Key questions to ask a Financial Advisor

Meanwhile, if you’re planning to work (or are already working)
with a financial advisor, here are 10 key questions to ask
that will give you clues to their true status:

  1. What are your qualifications? They key ones are Certified
    Financial Planner (Professional or Practitioner), Certified
    Public Accountant, Personal Financial Specialist, a Chartered
    Financial Consultant or a Chartered Financial Analyst. Ask to
    see their certification and, whatever they claim, check it out
    online. See this interesting article about phony official
    titles: FINRA Announces Regulatory Sweep on Meaningless Senior Specialist Designations Used To Hoodwink Seniors.

  2. How do you earn your money? Fee-only is best (usually
    either an hourly rate or a sum related to the size of the
    portfolio). Beware of the phrase “fee-based” — this may mean
    they also get commission. Or if they say “by salary,” ask if
    they also earn a bonus for selling particular investments.
    It’s all right for a financial advisor to earn a commission,
    as long as they tell you that’s what happens.

  3. Can you provide references of longstanding clients I can
    contact, and can I see examples of financial plans you have
    drawn up for other clients (with their personal information
    obscured, of course)?

  4. How many clients does your organization have and how many
    do you personally have? Anything above 100 or so for the
    individual you’re dealing with would suggest he can’t devote
    the time you need and may be more focused on selling
    commission-based products.

  5. How long have you been doing the job and do you have
    evidence of this? Just because someone appears older doesn’t
    mean they’ve been in the biz a long time. Fielding
    mature-looking front men is one of the financial advisor scam
    tricks.

  6. Are you registered with FINRA (the Financial Industry
    Regulatory Authority), the SEC or a state licensing body?
    (Again, check this out with the relevant bodies –
    FINRA and SEC.)

    If they claim to be registered with the SEC, ask to see their
    ADV form — a requirement of registration in most cases –
    which tells you more about the firm.

  7. Are you a member of any professional trade organizations,
    like the National Association of Personal Financial Advisors?
    Can you explain its code of ethics? Again, you can check this
    with any organizations they name and check the credentials of
    the particular organization by doing a Google search on the
    name.

  8. Do you have wide general knowledge of the different
    products and services in the financial sector? If so, please
    give me a broad overview of the advantages of each. If not,
    are you only able to advise in a specific area (insurance or
    tax for example — which is probably not what you’re looking
    for)?

  9. Have you ever been the subject of formal complaints, sued
    by a client or disciplined by a regulatory body?
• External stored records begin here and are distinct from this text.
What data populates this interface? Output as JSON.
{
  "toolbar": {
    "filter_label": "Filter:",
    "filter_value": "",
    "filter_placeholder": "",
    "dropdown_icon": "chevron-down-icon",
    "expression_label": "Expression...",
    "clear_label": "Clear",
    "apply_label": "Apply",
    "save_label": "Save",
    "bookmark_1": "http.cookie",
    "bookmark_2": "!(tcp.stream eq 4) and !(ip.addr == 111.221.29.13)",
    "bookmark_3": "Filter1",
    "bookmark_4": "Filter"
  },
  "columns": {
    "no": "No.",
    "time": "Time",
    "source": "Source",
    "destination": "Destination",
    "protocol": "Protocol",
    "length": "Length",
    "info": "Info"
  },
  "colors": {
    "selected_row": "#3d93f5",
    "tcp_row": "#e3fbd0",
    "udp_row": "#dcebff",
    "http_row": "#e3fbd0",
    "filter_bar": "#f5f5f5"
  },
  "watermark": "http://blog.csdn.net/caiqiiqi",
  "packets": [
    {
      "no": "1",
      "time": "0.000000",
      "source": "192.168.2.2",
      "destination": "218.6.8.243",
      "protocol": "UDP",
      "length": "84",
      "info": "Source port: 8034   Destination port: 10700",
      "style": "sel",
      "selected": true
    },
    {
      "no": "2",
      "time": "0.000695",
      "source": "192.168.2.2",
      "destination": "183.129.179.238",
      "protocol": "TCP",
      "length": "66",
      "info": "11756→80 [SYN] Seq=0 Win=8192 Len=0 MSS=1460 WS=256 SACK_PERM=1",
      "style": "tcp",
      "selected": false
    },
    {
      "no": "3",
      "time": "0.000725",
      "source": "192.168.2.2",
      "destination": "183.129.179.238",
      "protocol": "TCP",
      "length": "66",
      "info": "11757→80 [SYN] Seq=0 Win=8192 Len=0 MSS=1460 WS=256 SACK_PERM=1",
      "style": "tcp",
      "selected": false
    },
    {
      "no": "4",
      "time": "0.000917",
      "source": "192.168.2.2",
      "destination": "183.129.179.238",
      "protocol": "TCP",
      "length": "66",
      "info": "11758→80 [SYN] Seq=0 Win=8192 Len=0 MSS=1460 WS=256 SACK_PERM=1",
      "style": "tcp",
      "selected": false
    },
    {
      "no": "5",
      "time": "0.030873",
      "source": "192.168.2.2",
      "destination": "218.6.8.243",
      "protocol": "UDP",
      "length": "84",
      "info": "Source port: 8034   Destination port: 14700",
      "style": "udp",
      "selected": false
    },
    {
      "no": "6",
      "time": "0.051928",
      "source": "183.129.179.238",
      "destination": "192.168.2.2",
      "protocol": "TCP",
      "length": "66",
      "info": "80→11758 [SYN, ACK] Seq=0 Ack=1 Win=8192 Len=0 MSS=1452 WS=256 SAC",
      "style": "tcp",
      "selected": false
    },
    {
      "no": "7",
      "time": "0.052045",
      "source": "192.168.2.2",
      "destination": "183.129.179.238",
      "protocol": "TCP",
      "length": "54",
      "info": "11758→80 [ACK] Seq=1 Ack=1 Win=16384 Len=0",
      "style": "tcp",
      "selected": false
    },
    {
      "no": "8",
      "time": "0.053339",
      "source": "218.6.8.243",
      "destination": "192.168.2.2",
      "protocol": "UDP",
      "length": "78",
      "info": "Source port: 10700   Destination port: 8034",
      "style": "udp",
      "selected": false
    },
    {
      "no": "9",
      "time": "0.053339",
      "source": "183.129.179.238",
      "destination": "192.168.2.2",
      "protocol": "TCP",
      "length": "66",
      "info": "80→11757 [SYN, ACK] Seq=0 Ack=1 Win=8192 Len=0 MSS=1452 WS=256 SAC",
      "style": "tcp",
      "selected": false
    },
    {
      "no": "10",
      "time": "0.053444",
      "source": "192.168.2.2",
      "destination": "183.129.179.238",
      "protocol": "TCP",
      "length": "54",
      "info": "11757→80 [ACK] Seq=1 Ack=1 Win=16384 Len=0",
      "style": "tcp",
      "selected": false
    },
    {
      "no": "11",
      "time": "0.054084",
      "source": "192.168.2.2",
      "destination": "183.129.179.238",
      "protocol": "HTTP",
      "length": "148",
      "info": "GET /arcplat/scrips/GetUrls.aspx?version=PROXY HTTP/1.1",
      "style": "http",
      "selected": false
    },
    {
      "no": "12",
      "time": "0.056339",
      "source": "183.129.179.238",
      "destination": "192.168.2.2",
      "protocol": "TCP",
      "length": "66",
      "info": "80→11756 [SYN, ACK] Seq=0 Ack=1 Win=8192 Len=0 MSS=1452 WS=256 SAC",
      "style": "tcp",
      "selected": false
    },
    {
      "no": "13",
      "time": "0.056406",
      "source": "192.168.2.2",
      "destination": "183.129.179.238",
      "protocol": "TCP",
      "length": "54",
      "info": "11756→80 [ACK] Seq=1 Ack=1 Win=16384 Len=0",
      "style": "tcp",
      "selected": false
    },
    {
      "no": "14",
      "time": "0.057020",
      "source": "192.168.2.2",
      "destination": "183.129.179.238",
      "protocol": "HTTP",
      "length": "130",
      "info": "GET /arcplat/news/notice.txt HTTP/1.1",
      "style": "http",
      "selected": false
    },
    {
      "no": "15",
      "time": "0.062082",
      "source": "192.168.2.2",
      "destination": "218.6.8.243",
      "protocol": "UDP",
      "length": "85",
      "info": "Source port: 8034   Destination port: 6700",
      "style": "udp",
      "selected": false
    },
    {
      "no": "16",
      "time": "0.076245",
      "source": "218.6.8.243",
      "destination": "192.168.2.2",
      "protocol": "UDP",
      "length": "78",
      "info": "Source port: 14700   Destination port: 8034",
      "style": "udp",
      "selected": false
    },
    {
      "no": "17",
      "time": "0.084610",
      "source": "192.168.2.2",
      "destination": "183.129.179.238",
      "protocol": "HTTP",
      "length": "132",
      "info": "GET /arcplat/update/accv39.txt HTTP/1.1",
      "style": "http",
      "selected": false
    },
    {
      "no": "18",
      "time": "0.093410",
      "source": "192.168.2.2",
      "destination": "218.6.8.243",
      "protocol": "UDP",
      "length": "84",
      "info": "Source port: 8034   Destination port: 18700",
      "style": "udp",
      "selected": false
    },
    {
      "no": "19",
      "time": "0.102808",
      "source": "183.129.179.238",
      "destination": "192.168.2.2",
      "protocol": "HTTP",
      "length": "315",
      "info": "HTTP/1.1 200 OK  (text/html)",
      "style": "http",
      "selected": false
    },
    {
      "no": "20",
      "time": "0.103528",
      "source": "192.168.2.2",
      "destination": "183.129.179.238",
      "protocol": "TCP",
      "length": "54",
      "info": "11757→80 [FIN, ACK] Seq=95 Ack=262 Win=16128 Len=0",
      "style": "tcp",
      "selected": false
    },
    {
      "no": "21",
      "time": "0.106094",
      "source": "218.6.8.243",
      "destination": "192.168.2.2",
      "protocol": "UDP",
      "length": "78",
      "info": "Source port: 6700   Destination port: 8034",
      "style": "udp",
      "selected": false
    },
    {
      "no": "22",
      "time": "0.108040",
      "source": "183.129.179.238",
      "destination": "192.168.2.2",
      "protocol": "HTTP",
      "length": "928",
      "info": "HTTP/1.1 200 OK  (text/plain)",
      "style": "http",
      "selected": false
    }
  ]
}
  10. Do you mind if I think things over and talk to a couple of
    other financial advisors? (If they object or seem agitated or
    uncomfortable, take your business elsewhere.)

Some of these questions might seem a bit blunt. But remember,
it’s your money and your future prosperity you’re seeking to
protect.

As we have previously suggested, it’s often a good idea to get
recommendations on a financial advisor from other people you
know and trust.

As suggested in Question #10, you may also want to speak to
two or three different financial advisors, to compare not just
their knowledge and expertise but also to see if the chemistry
is right.

And, no matter how much you trust your financial advisor,
always keep a close and regular eye on your investments and
act swiftly if you suspect things are not right.